Брат всегда смеялся над моим именем, потому, что меня это злило, и это меня злило еще больше! Детские обиды, ревность и поруганное чувство справедливости, когда отец поддерживал Диамандо, несмотря на мои жалобы, сделали свое дело.
Мы сцепились в исходящий руганью и рычанием клубок, поднимая пыль и издавая дикие звуки не свойственные ни одному более-менее цивилизованному существу. Рульф кинулся с лаем мне на помощь и укусил за ногу Диамандо. Тот, лягнул пса, а мне отвесил затрещину, от которой потемнело в глазах. Отец нас разнял. Разнял одним спокойным словом. Просто сказал, чтобы мы остановились, и мы послушались. Больше не дрались и не разговаривали друг с другом. Это казалось лучшим, что мы могли сделать…
Диамандо прятался от долгов. Он, естественно, не признавался в этом – как обычно держал марку. Но я все понял. Слишком хорошо я знаю брата. Бабушка и отец, как обычно, сжалились над моим непутевым братцем и собрали для него немного денег. Я выругался про себя, но спорить со старшими не стал – смирился уже с тем, что брату все и всегда достается легко. И глядя, как родня прощает ему долги, да еще и денег подкидывает, я уже не завидовал и не обижался.
Наконец, довольный Диамандо собрался нас покинуть. Непонятно зачем и почему отец отправил меня в город вместе с ним, объявив, что пора мне научиться уму разуму, жить самостоятельно. Не знаю, чего добивался мой родитель. Хотел ли он сдружить меня с братом, или, напротив, наказать отлучением от дома за несговорчивый характер, то мне не ведомо. Однако, в результате одного короткого неприятного разговора, решение было принято, и я отправился паковать свои вещи, с легкостью уместившиеся в потрепанный рюкзак.
Мне ужасно не хотелось уходить из Мусорной Сопки, но отец был непреклонен. Итак, за плечами у меня лежала пара книг по истории, моток проволоки, крестовая отвертка и пара неисправных раций, которые я накануне собирался починить. Сам я, в сопровождении Рульфа, плелся метрах в пяти от брата, который также как и я пребывал в весьма дурном настроении.
Мы миновали свалку и углубились в лес. Шли молча, не обращая внимания друг на друга. Наш путь лежал в сторону железнодорожной станции, куда, продираясь через густые заросли и бурелом, раз в две недели прибывал поезд.
Поезд. Для нас, местных жителей, он был символом свободы и благополучия. Таинственный поезд, который появлялся ниоткуда и уносился вникуда. Иногда на нем приезжали люди из других городов. Они привозили газеты и книги и продавали их местным перекупщикам. Я сам ездил на поезде пару раз в жизни. Отец брал меня на рынок, который находился в большом поселке, что по дороге на Новый Бомбей.

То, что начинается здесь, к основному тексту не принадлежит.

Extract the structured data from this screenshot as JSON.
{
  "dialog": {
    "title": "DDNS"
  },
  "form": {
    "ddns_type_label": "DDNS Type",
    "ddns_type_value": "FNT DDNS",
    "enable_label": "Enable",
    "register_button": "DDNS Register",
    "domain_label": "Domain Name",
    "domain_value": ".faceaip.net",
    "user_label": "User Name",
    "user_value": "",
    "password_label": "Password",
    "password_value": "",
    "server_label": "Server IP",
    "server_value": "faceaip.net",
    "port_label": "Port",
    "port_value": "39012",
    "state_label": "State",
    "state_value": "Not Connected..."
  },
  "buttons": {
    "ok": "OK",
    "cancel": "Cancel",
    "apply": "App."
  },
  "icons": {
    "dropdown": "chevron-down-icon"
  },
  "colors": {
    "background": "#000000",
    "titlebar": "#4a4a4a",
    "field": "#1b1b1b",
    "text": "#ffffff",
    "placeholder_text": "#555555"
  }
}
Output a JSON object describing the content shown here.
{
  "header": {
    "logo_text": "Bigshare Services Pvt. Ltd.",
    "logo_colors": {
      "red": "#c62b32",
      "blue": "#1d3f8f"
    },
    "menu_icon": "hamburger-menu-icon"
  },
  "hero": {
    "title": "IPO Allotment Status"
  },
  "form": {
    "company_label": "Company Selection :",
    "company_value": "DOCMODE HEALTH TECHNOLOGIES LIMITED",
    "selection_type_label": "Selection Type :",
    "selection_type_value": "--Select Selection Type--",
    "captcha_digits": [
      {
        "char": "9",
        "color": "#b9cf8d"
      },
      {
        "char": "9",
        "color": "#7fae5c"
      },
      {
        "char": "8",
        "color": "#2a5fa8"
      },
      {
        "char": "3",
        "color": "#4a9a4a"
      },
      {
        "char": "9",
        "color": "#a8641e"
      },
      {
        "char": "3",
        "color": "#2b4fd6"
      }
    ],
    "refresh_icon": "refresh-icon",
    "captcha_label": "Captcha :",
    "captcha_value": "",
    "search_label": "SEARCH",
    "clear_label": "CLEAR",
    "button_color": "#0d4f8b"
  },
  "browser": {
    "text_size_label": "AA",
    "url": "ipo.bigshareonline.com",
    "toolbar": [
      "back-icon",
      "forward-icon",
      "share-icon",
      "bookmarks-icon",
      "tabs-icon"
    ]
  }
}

Перед тем, как мы отправились в город, я посетил медпункт, где улыбчивый доктор предложил мне вставить железные зубы, вместо выбитых. Я согласился: осколки, засевшие в челюсти, были извлечены, а оба клыка заменены на стальные протезы. Вся процедура оказалась крайне неприятной, зато быстрой.
Итак, мы с Диамандо продолжали идти вперед по знакомой с детства дороге. Позади меня трусил Рульф, вывалив язык и наступая мне на ноги. Утоптанная земляная тропа то и дело прерывалась глубокими лужами, которые приходилось огибать, продираясь сквозь густой ельник. В этом лесу не было гибридных деревьев, все укрывал сизый кудлатый мох, который ватными бородами свисал с деревьев, клубился под стволами, распространяя кругом грибной запах прелой сырости.
Путь наш обещал быть долгим. Мы шли часа три, прежде чем присели передохнуть на ржавый остов кровати, одиноко торчащий посреди поляны, окаймленной кудрями мха. Потом снова пошли.
Дорога петляла и ветвилась. Я шел за Диамандо, полагаясь на то, что он ходил этим путем чаще меня. Однако брат все же напутал с поворотом. Я понял это, когда дорога вынырнула из ельника и углубилась в заросли гибридных лопухов, из-за которых показались развалины древнего элеватора.
– Мы идем не туда, – предположил я.
– Срезаем, – отмахнулся брат.
Срезаем, так срезаем. Ладно. Элеватор мы миновали. Окружающая природа, тем временем, изменилась до неузнаваемости. Я всегда знал, что плутать в нашей местности чревато. Заблудившись в километре от поселка, можно оказаться в местах неизвестных и опасных. Такие у нас дороги. Куда приведут одному богу ведомо.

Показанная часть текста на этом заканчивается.